“Dear God, please let my mother die.” This was the title of a blog I recently read on the Internet. The author was a woman who wasn’t certain if there even was a God and was struggling with the day to day care of her mother battling dementia.
I work with families who are caregivers for their parents and the sentiment expressed in this blog is quite common. Let me say by the limited experience I have, dementia may be the most complicated and emotionally draining disease while families try to maintain peace of mind. There are so many facets to this disease that even the most brilliant medical minds don’t know how to cure it.
So how does one respond to the cries of this daughter? Her blog took me back to those moments when I too was a caregiver for my mom. Several years ago, my mom was diagnosed with cirrhosis and emphysema , two horrific conditions leaving one in constant pain and discomfort. Needless to say, my mother was completely coherent and aware of her condition and that made it more difficult for our family. I too had my moments with God, yet the difference between me and this woman was I am a firm believer in Jesus Christ as my Lord and Savior. Truthfully I also prayed God would end my mother’s suffering simply because I couldn’t stand to see her in such pain and depression. However in those moments, God revealed to me that I could only see her suffering from a physical perspective. My mother’s suffering was actually much deeper.

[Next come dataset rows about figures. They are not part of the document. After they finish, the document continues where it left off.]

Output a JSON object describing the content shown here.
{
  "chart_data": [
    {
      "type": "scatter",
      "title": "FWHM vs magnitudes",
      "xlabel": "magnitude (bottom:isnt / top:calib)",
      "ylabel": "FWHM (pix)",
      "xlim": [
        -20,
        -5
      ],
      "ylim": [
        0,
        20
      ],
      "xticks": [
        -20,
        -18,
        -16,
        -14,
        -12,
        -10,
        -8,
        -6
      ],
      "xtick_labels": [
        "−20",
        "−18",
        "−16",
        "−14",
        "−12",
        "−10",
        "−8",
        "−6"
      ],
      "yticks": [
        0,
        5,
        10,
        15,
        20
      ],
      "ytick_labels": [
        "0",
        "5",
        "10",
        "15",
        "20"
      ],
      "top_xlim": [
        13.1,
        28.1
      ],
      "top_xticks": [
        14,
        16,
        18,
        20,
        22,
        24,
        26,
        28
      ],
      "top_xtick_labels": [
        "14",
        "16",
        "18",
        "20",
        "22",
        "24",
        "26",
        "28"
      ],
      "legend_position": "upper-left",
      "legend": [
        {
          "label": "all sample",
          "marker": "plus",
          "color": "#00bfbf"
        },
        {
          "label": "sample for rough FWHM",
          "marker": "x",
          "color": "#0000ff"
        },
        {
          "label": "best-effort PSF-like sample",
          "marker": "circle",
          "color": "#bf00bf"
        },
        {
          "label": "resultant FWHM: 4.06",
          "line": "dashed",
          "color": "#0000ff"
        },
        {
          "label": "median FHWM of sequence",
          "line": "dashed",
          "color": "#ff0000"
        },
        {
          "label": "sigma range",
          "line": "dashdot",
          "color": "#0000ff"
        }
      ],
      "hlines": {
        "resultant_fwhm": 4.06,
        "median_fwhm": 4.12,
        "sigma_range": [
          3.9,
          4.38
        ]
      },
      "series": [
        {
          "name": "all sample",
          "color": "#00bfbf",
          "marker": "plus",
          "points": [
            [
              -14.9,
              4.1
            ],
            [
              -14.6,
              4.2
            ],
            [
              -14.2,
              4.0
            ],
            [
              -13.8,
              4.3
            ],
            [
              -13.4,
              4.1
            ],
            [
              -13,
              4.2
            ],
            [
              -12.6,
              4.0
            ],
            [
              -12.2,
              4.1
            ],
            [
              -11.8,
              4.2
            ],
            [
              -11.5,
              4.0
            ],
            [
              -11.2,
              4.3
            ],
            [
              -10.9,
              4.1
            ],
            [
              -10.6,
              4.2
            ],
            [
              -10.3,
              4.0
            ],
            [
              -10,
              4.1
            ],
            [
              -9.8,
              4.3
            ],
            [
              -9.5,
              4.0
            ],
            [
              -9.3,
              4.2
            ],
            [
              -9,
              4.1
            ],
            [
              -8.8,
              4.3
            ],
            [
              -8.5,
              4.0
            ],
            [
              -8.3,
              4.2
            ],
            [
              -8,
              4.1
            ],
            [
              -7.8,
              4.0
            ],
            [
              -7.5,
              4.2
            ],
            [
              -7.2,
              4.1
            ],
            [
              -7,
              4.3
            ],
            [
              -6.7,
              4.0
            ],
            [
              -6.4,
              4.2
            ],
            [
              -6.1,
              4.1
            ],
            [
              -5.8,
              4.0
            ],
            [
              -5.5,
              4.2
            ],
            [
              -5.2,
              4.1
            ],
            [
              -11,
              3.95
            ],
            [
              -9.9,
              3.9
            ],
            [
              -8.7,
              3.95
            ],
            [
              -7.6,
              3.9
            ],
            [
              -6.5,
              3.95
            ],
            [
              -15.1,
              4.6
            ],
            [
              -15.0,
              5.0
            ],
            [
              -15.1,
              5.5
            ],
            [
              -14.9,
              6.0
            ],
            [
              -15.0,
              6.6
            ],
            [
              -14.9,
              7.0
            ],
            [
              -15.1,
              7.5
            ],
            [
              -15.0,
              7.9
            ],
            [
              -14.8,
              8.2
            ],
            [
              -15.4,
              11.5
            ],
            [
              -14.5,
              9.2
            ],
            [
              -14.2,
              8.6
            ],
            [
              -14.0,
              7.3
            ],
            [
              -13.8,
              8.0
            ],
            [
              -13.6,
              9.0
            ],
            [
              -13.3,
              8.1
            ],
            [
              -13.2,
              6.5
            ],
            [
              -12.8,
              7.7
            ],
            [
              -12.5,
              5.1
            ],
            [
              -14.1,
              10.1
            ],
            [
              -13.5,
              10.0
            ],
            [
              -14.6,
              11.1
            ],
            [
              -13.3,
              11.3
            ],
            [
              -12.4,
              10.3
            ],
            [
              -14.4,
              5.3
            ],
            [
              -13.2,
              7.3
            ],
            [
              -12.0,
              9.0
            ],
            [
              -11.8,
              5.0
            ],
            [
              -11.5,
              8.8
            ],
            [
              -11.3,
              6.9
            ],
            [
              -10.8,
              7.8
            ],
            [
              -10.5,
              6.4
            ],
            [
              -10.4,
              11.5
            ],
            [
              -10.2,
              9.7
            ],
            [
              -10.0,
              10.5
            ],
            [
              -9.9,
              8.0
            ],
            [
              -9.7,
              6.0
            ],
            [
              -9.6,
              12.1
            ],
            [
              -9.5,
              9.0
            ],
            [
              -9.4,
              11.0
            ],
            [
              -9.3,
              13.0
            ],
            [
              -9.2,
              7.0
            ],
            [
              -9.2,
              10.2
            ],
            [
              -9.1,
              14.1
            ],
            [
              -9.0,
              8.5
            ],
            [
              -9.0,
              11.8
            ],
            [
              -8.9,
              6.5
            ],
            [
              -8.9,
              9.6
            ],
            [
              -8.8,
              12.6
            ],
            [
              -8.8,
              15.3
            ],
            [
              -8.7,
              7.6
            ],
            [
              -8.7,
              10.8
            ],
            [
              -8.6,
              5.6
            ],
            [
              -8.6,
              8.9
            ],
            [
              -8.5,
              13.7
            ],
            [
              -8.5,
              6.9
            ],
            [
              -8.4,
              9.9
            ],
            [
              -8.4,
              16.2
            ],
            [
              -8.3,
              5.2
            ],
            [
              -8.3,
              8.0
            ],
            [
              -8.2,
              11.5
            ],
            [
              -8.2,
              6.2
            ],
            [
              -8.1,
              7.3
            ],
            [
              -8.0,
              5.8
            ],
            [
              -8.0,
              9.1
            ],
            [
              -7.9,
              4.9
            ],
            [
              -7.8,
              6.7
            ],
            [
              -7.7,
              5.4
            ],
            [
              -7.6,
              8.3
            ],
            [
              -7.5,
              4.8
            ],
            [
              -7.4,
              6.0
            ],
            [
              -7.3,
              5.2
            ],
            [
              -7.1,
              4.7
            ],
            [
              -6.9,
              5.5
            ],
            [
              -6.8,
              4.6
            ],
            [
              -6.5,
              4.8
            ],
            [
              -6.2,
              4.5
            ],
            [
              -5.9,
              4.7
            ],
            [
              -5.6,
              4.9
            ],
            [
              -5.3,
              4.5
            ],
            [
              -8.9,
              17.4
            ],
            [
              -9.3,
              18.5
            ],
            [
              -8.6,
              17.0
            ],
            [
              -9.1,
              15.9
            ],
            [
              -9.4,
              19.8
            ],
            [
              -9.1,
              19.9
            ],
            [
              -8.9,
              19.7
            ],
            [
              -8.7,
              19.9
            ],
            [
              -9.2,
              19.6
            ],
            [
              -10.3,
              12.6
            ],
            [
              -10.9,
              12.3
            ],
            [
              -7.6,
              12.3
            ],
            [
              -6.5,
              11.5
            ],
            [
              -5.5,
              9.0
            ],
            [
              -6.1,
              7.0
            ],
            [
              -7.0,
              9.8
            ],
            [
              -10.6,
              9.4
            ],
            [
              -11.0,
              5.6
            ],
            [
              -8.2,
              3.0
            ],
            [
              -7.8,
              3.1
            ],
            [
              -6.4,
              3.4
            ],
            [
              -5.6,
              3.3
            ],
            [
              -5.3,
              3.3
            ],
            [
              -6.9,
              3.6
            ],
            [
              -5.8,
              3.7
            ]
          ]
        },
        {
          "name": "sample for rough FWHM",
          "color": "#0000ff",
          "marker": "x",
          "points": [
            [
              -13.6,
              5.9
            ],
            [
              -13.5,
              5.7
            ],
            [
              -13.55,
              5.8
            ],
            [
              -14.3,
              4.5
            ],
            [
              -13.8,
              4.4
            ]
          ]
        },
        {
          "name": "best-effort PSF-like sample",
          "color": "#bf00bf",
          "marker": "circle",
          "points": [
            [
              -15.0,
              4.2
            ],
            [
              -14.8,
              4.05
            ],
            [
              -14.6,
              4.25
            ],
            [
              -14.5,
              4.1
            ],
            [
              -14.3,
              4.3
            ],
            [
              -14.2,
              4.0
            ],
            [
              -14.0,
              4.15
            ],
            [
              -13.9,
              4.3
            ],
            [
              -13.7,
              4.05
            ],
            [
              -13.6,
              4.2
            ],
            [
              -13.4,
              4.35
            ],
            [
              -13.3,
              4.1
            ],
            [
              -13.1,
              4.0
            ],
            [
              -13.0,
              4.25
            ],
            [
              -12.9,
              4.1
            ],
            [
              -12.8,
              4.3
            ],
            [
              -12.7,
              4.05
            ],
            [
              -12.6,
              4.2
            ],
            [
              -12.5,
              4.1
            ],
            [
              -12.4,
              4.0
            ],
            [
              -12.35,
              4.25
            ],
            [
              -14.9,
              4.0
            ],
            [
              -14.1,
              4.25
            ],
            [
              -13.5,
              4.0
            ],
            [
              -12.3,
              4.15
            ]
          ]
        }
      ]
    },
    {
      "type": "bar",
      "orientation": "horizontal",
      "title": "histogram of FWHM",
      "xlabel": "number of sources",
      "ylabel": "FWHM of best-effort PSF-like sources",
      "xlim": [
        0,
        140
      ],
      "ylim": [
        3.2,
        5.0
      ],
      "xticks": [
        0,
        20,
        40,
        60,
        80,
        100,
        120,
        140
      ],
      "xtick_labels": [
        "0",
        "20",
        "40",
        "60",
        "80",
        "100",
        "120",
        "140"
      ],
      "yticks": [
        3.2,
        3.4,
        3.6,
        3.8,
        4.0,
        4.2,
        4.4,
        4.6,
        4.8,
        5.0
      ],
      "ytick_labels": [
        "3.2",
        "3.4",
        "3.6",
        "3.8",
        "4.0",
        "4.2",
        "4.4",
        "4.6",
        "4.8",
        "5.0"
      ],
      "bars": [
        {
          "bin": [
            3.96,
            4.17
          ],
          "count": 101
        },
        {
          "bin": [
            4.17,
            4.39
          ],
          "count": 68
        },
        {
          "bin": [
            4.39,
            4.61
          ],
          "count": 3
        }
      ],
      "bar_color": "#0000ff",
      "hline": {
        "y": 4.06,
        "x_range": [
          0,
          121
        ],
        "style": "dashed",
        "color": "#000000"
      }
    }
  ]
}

My mom never attended church regularly and for years I wasn’t even sure if she believed in Jesus. We never talked about faith growing up and at times I must have seemed so foreign to her. One night just before putting her to bed, I became fearful for my mom’s salvation. Would God be loving and merciful enough to save someone who lived seventy-three years without a personal relationship with Him? It suddenly dawned on me that my mother’s condition was not just physical, it was also spiritual. Her soul was dying from a spiritual death as a result of her lukewarm faith. I became overwhelmed by fear over the possibility of never seeing my mom in heaven. And that’s when I realized I’d been praying for the wrong thing. I wanted my mom’s suffering to end when actually it would be her suffering that would bring her to Christ.
One night, mom was so weak she couldn’t even lift a Dixie cup. I had to lift the cup and gently place it on her lips to take a small sip of water. After I placed the cup back on the table, I noticed my mom looking at me, smiling. She reached for my hand and squeezed it so tight that my wedding ring actually left an indentation in my finger. That wasn’t my mom. That was God’s strength in her, showing me that even when we abandon Him, He never abandons us. I was so deeply moved by His mercy and love. I knew at that moment my mom would be spiritually saved.
My mother’s pain and suffering are what brought her to Christ. Had I not been a part of her suffering, I would have missed seeing God in a way that still today leaves me deeply humbled. I’m praying for this daughter that in the midst of those long and agonizing days, she too would discover God. Perhaps her mother’s suffering will also be the vessel God uses to reveal His mercy and grace. Wouldn’t that be an amazing story to read!